Metabolite annotation for urine metabolomics was performed by searching the experimental MS² spectra against MS-DIAL positive mode spectral library (version 11, downloaded from http://prime.psc.riken.jp/compms/msdial/main.html#MSP (accessed on 1 September 2021), containing 290,915 MS² spectra for 13,303 unique compounds). Overlap checking between the metabolic features extracted by JPA-PP only and JPA was performed using thresholds of RT difference (default: 30 s) and accurate mass difference (default: 0.01 Da).

The limits of detection (LODs) of metabolite standards were determined by first establishing linear regression curves using the MS intensities of the serial diluted standard solutions. The intensity values used for constructing the calibration curve were manually inspected to ensure the intensity values were not mistakenly recorded from adjacent peaks. Using the intensity of the lowest concentration that was recognizable by the peak picking algorithms, the MS intensity value at 3 times the signal-to-noise (S/N) ratio was estimated and fitted into the linear regression curve to estimate the concentration LOD.

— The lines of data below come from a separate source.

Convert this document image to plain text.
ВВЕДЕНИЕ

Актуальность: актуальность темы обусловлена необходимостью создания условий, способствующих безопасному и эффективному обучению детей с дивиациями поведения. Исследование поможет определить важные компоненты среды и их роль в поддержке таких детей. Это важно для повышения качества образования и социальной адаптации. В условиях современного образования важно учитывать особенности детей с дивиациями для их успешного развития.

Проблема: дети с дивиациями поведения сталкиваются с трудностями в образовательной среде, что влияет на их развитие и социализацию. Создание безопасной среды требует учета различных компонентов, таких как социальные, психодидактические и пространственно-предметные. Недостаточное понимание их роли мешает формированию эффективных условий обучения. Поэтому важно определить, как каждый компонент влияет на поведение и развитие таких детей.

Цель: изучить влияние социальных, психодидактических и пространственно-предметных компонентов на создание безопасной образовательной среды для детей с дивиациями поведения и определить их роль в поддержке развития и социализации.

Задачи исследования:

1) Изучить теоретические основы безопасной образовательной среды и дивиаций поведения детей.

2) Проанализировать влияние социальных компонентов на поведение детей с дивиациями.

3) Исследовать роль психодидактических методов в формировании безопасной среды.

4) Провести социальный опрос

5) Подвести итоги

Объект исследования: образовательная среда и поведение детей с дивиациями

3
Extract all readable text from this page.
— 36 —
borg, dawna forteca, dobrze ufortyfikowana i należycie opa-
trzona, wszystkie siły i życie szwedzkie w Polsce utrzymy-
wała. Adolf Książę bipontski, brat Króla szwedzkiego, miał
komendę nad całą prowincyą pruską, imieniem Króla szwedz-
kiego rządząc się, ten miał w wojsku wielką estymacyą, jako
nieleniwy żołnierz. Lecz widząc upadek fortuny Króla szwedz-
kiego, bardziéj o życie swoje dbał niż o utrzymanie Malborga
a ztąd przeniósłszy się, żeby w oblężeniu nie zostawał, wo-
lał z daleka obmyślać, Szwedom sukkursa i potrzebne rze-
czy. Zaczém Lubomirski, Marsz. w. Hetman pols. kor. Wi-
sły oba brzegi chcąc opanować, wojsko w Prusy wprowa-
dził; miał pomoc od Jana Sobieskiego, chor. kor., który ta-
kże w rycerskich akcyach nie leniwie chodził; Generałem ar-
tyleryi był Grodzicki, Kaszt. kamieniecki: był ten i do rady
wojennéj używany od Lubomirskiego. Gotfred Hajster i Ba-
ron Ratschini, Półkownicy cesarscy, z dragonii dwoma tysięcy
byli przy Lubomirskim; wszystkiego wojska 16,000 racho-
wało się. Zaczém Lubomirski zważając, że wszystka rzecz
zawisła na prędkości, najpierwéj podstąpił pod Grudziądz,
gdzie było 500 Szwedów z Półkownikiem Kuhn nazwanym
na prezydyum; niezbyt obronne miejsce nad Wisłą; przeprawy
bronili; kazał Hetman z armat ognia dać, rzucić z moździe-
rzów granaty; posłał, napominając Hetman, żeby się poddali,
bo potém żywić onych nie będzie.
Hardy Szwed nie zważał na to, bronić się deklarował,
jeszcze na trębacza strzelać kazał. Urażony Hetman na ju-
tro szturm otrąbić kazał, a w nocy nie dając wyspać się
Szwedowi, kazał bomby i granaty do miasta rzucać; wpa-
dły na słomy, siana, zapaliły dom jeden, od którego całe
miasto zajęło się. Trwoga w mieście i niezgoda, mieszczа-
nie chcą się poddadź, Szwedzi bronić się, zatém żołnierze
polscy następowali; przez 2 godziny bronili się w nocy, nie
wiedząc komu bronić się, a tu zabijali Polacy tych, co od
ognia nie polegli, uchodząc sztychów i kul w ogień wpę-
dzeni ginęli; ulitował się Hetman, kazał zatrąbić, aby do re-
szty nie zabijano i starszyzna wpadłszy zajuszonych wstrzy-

The extracted ion chromatograms (EICs) of all the metabolites and exposome standards were plotted using PlotEIC.R (available on https://github.com/HuanLab/JPA/blob/main/PlotEIC.r, accessed on 1 September 2021). Representative EICs of metabolic features from both the metabolite and exposome standards generated by JPA-PP, JPA-MR, and JPA-TL are presented in Figure S5. Feature fidelity was evaluated using EVA, a deep learning model trained with over 25,000 manually inspected EICs [30].

4. Conclusions

In this work, we developed JPA, a robust and versatile metabolomics data processing tool that inclusively extracts different types of small molecule features regardless of their chromatographic peak shapes. JPA is a one-of-a-kind tool that confidently extracts more metabolic or exposomic features to empower the broad metabolome coverage of LC-MS-based metabolomics. Unlike other conventional data processing software, which only annotate the extracted metabolic features by their selected peak picking algorithm, JPA is able to maximize the metabolic information for metabolite annotation by including peak picking, MS² recognition, and a targeted list. We believe that this novel integrated peak picking solution will bring metabolomics research to the next level, facilitating more comprehensive biological applications. In addition, we believe that the concept of joint feature extraction should be incorporated into existing metabolic feature extraction programs for more comprehensive and sensitive metabolic feature extraction.